Moçambique: a violência bárbara dos jihadistas. Um editorial de Andrea Riccardi

Quem está por detrás dos terroristas de Ansar al-Sunna num país que possui a terceira maior reserva de gás natural de toda a África?

Conheci Moçambique nos anos oitenta, após a luta de libertação do colonialismo português. Era apenas independente (desde 1975), já a braços com uma guerra civil com a Renamo, um movimento guerrilheiro anti-marxista, ligado à África do Sul. O que me impressionou foi uma miséria generalizada e profunda.

No grande mercado central de Maputo havia pouco mais do que peixe seco. A guerra civil causou um milhão de mortos e muitas pessoas deslocadas. Terminou com uma negociação entre o governo e a Renamo em 1992, em Roma, em Sant'Egidio. Desde então, a história de um Moçambique pluralista começou, com muitos problemas, que contudo tem conhecido um desenvolvimento.

Desde 2017, a fome infelizmente regressou a Moçambique. Cerca de 670.000 moçambicanos deixaram o norte do país sob os ataques dos jihadistas de Ansar al-Sunna, criado por terroristas quenianos e tanzanianos, que recrutaram jovens marginalizados e desempregados.

A zona, atrasada, foi afectada pela descoberta da maior reserva de gás natural, a terceira maior em África, depois da Nigéria e Argélia. Com a presença de grandes empresas, o clima social mudou muito. As aldeias foram deslocadas e um mundo um pouco remoto foi perturbado. O jihadismo tirou proveito disto que, numa projecção para o Sul, da Somália para o Quénia, Tanzânia e Moçambique, quase segue os rastros da antiga expansão árabe-muçulmana. O Islão do Norte de Moçambique, tradicional, tem sido perturbado.

Se a violência desumana dos terroristas é atestada por muitos refugiados (e vai até à decapitação de crianças), há incerteza sobre quem está por detrás do novo movimento jihadista. Compreende-se as causas sociais da adesão de muitos moçambicanos: representa uma alternativa à miséria e à desorientação de uma geração proveniente da zona mais pobre de um país pobre. Já tínhamos salientado em Famiglia Cristiana como a Jihad global está a tornar-se uma alternativa para os jovens africanos marginalizados em muitos países.

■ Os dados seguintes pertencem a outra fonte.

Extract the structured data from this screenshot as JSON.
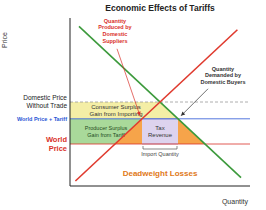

O Estado Moçambicano é frágil: não foi capaz de travar o avanço terrorista, que se aproxima quase como um novo Boko Haram, rapta pessoas e causou 2500 mortes. Além disso, o centro do país tem sido devastado por vários ciclones. Na cidade da Beira, que foi em grande parte destruída, os trabalhos de reconstrução avançam lentamente e muitos vivem em tendas.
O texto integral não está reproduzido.